Accounts of self-transcendence as a feature of mature human development involving integrated awareness of one’s own values and aspirations (intrapersonal development), increased capacity to be aware of and relate to others and one’s environment (interpersonal development), an increased ability to integrate one’s understanding of the past and expectations for the future in ways that have meaning for the present, and broadened perspectives about one’s own life in its social and historical context (transpersonal development) have begun to shape literatures on nursing. Nurses working with geriatric patients and patients with serious cancer diagnoses have made important strides in developing accounts of entirely grounded, non-delusional self-transcendence. Nurses have a stake in thinking about aspects of human development that tend to give people strong attachments to their own lives and to equip people to make appropriate decisions about their own care. Not only do nurses fare better themselves if they understand their work in a self-transcendent context, they find that their patients who have developed strongly self-transcendent orientations have better health outcomes.

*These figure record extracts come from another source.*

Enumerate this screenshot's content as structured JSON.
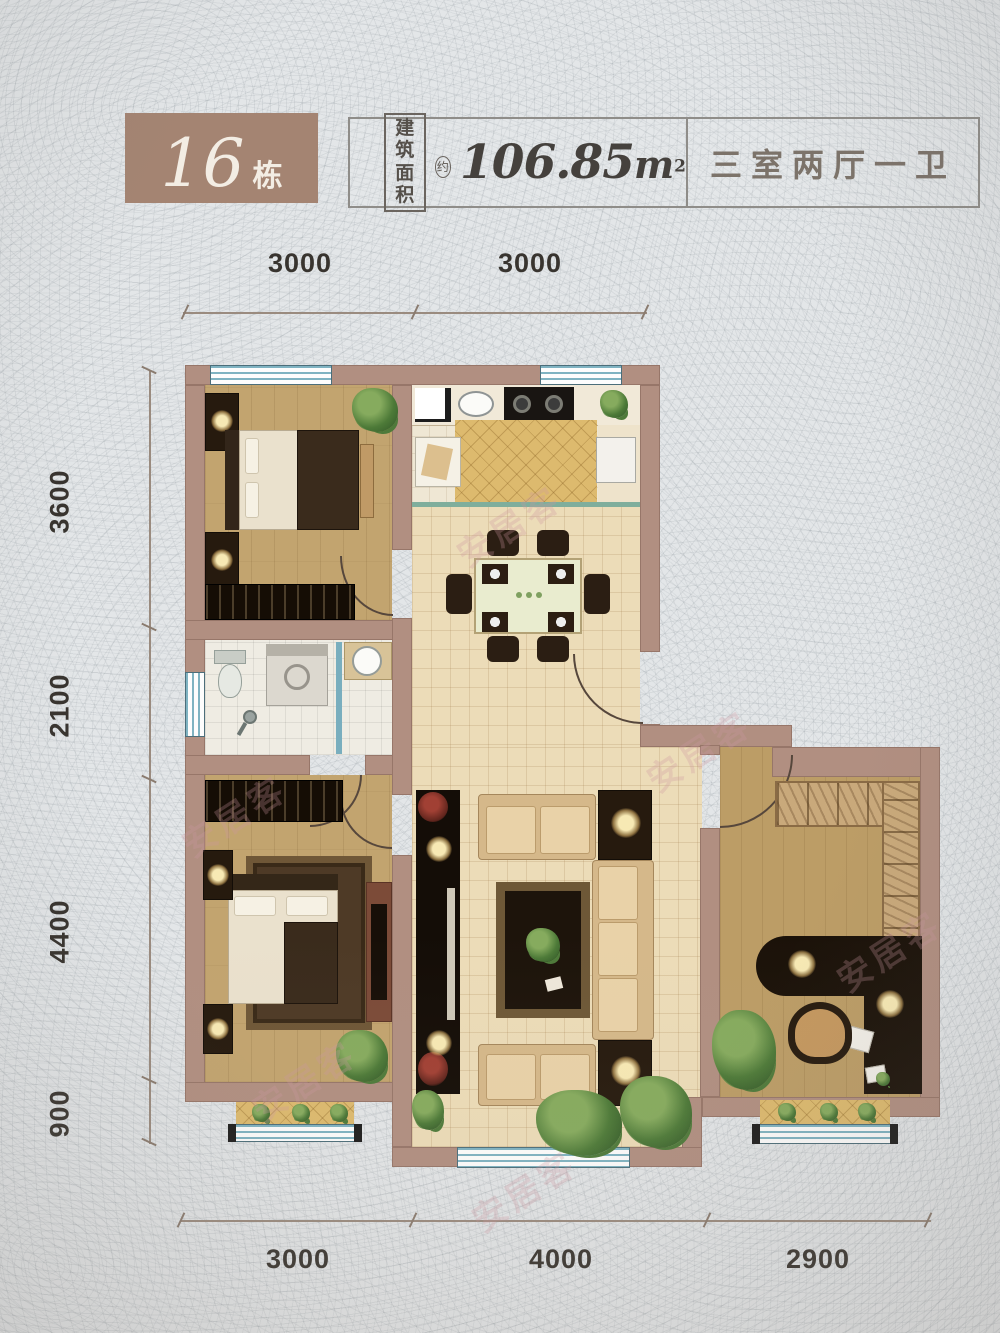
{
  "header": {
    "building": {
      "number": "16",
      "unit": "栋"
    },
    "area": {
      "label_line1": "建筑",
      "label_line2": "面积",
      "approx": "约",
      "value": "106.85",
      "unit": "m",
      "superscript": "2"
    },
    "layout": "三室两厅一卫"
  },
  "dimensions": {
    "top": [
      "3000",
      "3000"
    ],
    "left": [
      "3600",
      "2100",
      "4400",
      "900"
    ],
    "bottom": [
      "3000",
      "4000",
      "2900"
    ]
  },
  "watermark": "安居客",
  "colors": {
    "background": "#e3e6e8",
    "wall": "#b18f81",
    "header_box": "#a48472",
    "window": "#7fb3c2",
    "wood_floor": "#c2a46f",
    "tile_floor": "#ecdcb8",
    "bay_gold": "#ddba6e",
    "dimension_text": "#38342f"
  }
}
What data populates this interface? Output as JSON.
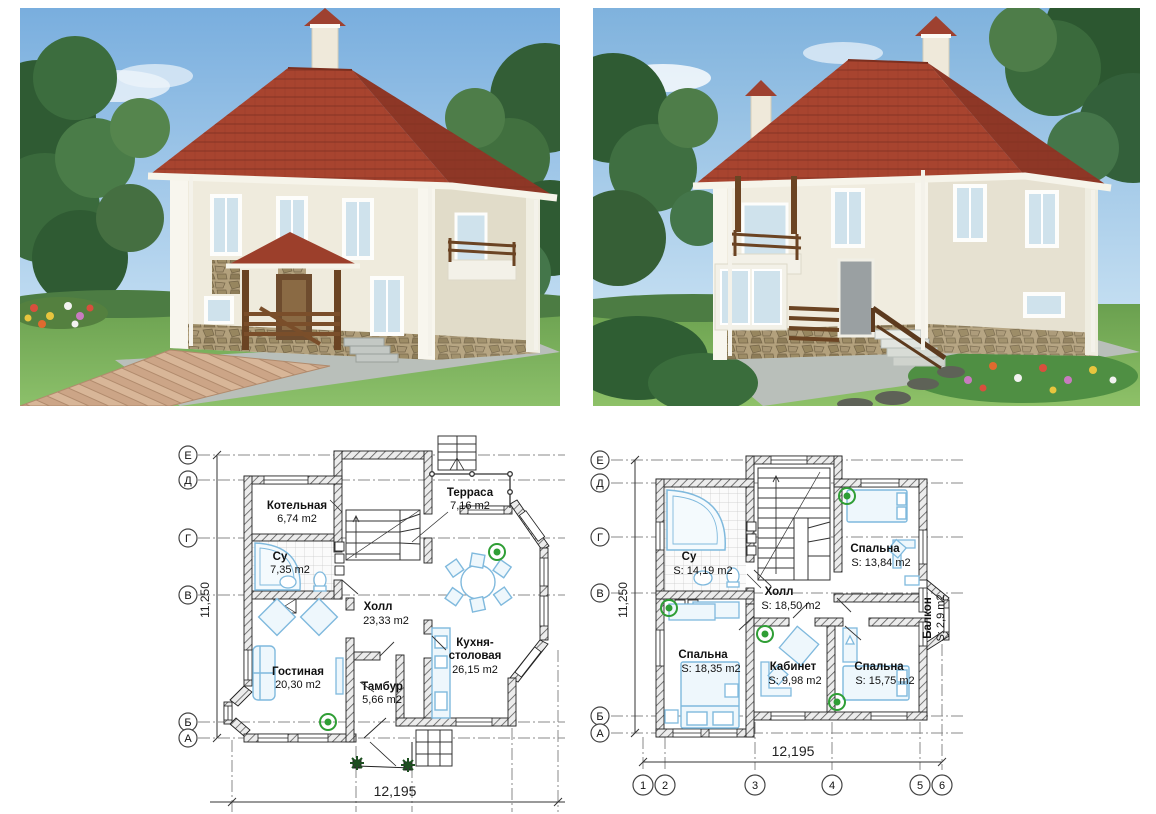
{
  "renders": [
    {
      "id": "front-view",
      "description": "front exterior render"
    },
    {
      "id": "rear-view",
      "description": "rear exterior render"
    }
  ],
  "colors": {
    "roof_red": "#9e4130",
    "wall_cream": "#efebdd",
    "sky_blue": "#85b5de",
    "lawn_green": "#74aa58",
    "plan_fixture_blue": "#7fb9dd",
    "plant_green": "#2f9e35",
    "wood_brown": "#6b4423",
    "stone_tan": "#a7946e"
  },
  "plans": [
    {
      "id": "first-floor",
      "dim_width": "12,195",
      "dim_height": "11,250",
      "row_axes": [
        "Е",
        "Д",
        "Г",
        "В",
        "Б",
        "А"
      ],
      "rooms": {
        "kotelnaya": {
          "name": "Котельная",
          "area": "6,74 m2"
        },
        "terrasa": {
          "name": "Терраса",
          "area": "7,16 m2"
        },
        "su": {
          "name": "Су",
          "area": "7,35 m2"
        },
        "holl": {
          "name": "Холл",
          "area": "23,33 m2"
        },
        "gostinaya": {
          "name": "Гостиная",
          "area": "20,30 m2"
        },
        "tambur": {
          "name": "Тамбур",
          "area": "5,66 m2"
        },
        "kuhnya": {
          "line1": "Кухня-",
          "line2": "столовая",
          "area": "26,15 m2"
        }
      }
    },
    {
      "id": "second-floor",
      "dim_width": "12,195",
      "dim_height": "11,250",
      "row_axes": [
        "Е",
        "Д",
        "Г",
        "В",
        "Б",
        "А"
      ],
      "col_axes": [
        "1",
        "2",
        "3",
        "4",
        "5",
        "6"
      ],
      "rooms": {
        "su": {
          "name": "Су",
          "area": "S: 14,19 m2"
        },
        "holl": {
          "name": "Холл",
          "area": "S: 18,50 m2"
        },
        "spalnya1": {
          "name": "Спальна",
          "area": "S: 13,84 m2"
        },
        "spalnya2": {
          "name": "Спальна",
          "area": "S: 18,35 m2"
        },
        "kabinet": {
          "name": "Кабинет",
          "area": "S: 9,98 m2"
        },
        "spalnya3": {
          "name": "Спальна",
          "area": "S: 15,75 m2"
        },
        "balkon": {
          "name": "Балкон",
          "area": "S: 2,9 m2"
        }
      }
    }
  ]
}
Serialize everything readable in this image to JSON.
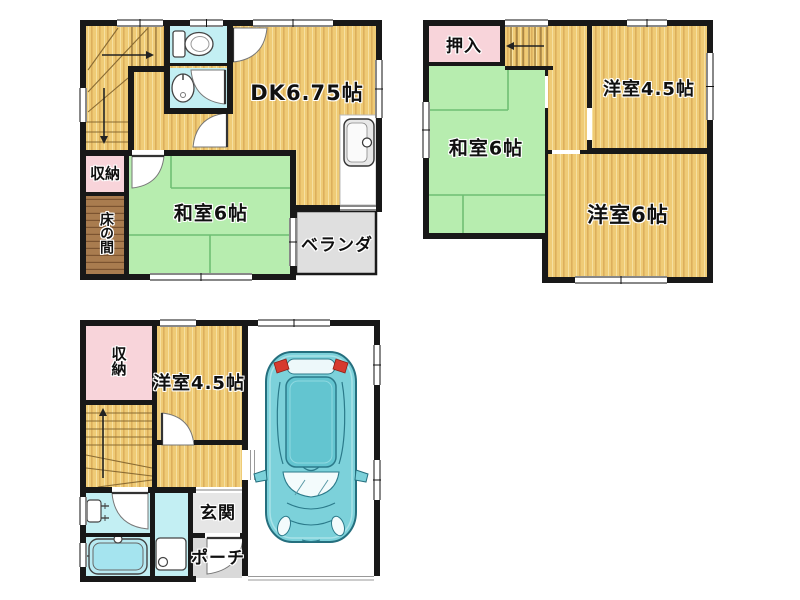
{
  "plans": {
    "top_left": {
      "rooms": {
        "dk": "DK6.75帖",
        "washitsu": "和室6帖",
        "closet": "収納",
        "tokonoma": "床の間",
        "veranda": "ベランダ"
      }
    },
    "top_right": {
      "rooms": {
        "oshiire": "押入",
        "washitsu": "和室6帖",
        "yoshitsu_45": "洋室4.5帖",
        "yoshitsu_6": "洋室6帖"
      }
    },
    "bottom_left": {
      "rooms": {
        "closet": "収納",
        "yoshitsu_45": "洋室4.5帖",
        "genkan": "玄関",
        "porch": "ポーチ"
      }
    }
  },
  "colors": {
    "wall": "#181818",
    "wood_floor": "#EFCB76",
    "wood_stripe": "#D8A855",
    "tatami_green": "#B7EDAF",
    "tatami_line": "#6FBF73",
    "wet_area_cyan": "#C3EFF3",
    "closet_pink": "#F8D4DA",
    "tokonoma_brown": "#A97C4F",
    "veranda_gray": "#DFDFDF",
    "genkan_gray": "#E6E6E6",
    "porch_gray": "#D9D9D9",
    "car_body_teal": "#7CD1DA",
    "car_roof_teal": "#63C5D0",
    "tail_light_red": "#D63A2F"
  }
}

One hope of our work is to build from prior work on self-transcendence in ways that allow us to think about self-transcendence as pointing to a context in which efforts at moral self improvement—for example, ongoing cultivation of virtue—are situated in a way that goes beyond plain enlightened self-interest. We are asking ourselves (among other things) whether a self-transcendent orientation might be the missing link between work at living an ethically good life, a sense of purpose in life, and the kind of deep happiness that comes of a life oriented to goods that go well beyond self-actualization.
Candace Vogler is the David B. and Clara E. Stern Professor of Philosophy and Professor in the College at the University of Chicago, and Director and Principal Investigator for Virtue, Happiness, & the Meaning of Life.